Here is a spinet of the changed items in my config file:

/* Add any custom values between this line and the "stop editing" line. */

// Single-Site (serves any hostname)
// For Multi-Site, see: https://www.turnkeylinux.org/docs/wordpress/multisite
define('WP_SITEURL', 'https://alshowto.com');
define('WP_HOME', 'https://alshowto.com');

/** Make sure WordPress understands it's behind an SSL terminator */
define('FORCE_SSL_ADMIN', true);
define('FORCE_SSL_LOGIN', true);

// If we're behind a proxy server and using HTTPS, we need to alert WordPress of that fact
// see also https://wordpress.org/support/article/administration-over-ssl/#using-a-reverse-proxy
if (isset($_SERVER['HTTP_X_FORWARDED_PROTO']) && strpos($_SERVER['HTTP_X_FORWARDED_PROTO'], 'https') !== false) {
        $_SERVER['HTTPS'] = 'on';
}
// (we include this by default because reverse proxying is extremely common in container environments)

// Code for showing correct client IP address
if ( isset( $_SERVER['HTTP_X_FORWARDED_FOR'] ) ) { 
    $mte_xffaddrs = explode( ',', $_SERVER['HTTP_X_FORWARDED_FOR'] ); 
    $_SERVER['REMOTE_ADDR'] = $mte_xffaddrs[0]; 
}


if ($configExtra = getenv_docker('WORDPRESS_CONFIG_EXTRA', '')) {
        eval($configExtra);
}

/* That's all, stop editing! Happy publishing. */
 

That is the basics of what I had to do to get this site configured to move to my new Docker containerd website.

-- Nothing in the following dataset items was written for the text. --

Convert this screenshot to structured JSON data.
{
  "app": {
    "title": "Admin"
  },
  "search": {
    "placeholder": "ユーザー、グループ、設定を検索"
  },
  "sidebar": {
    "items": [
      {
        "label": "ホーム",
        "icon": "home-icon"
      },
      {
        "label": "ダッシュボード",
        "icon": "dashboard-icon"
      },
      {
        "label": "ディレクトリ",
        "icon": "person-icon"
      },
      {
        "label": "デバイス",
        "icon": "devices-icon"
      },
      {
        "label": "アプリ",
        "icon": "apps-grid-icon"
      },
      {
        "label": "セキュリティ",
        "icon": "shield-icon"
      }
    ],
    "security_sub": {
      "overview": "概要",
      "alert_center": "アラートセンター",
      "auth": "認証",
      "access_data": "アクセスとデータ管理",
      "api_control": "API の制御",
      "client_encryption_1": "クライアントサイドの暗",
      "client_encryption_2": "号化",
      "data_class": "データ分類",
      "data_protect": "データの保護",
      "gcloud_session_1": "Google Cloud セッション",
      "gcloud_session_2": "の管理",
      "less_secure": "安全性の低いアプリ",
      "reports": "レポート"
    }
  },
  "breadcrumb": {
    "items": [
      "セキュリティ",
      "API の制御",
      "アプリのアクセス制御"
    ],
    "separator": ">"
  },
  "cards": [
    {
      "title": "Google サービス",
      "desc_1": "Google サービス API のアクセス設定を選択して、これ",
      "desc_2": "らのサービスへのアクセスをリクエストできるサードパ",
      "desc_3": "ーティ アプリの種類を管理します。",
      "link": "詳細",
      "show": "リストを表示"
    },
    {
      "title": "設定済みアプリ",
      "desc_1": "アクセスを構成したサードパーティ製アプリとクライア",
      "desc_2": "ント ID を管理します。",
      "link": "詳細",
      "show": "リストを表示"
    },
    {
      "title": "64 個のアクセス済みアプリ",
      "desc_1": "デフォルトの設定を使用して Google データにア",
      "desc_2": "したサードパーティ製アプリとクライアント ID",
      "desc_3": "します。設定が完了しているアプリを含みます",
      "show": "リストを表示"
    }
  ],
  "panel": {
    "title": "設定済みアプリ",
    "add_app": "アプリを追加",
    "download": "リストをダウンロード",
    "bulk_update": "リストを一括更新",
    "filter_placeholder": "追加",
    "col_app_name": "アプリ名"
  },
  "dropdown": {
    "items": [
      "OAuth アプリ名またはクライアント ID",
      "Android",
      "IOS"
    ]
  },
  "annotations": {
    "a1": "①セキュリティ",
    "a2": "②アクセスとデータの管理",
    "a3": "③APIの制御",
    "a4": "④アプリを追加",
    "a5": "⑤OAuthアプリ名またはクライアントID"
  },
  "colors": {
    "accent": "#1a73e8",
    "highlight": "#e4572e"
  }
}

Migrating Web Server Content

I simply used the built in WordPress Exporter and Importer. It worked great! The only problem I had was I had to move my old web server to a publicly available URL. Then, I could import all the images and other content that I had for my posts. So, that was a little bit of a pain and I would recommend setting up your new web server temporarily to a different domain so that you do not have to mess with re-configuring your old web server to a new temp domain so that all the contents can be extracted. Or move the content to new web server before making any changes to wp-config.php so that the old server stays up and continues to server your content while the new one copies over the content. This copy took over 30 minutes.

My Plugins

I went minimalist on plugins at this point. My old site broke for some reason and that is usually from a plugin. So, to prevent that issue. I only brought in the critical plugins at this point. I may have to add a few more but for now I am going to keep it simple and see how it goes.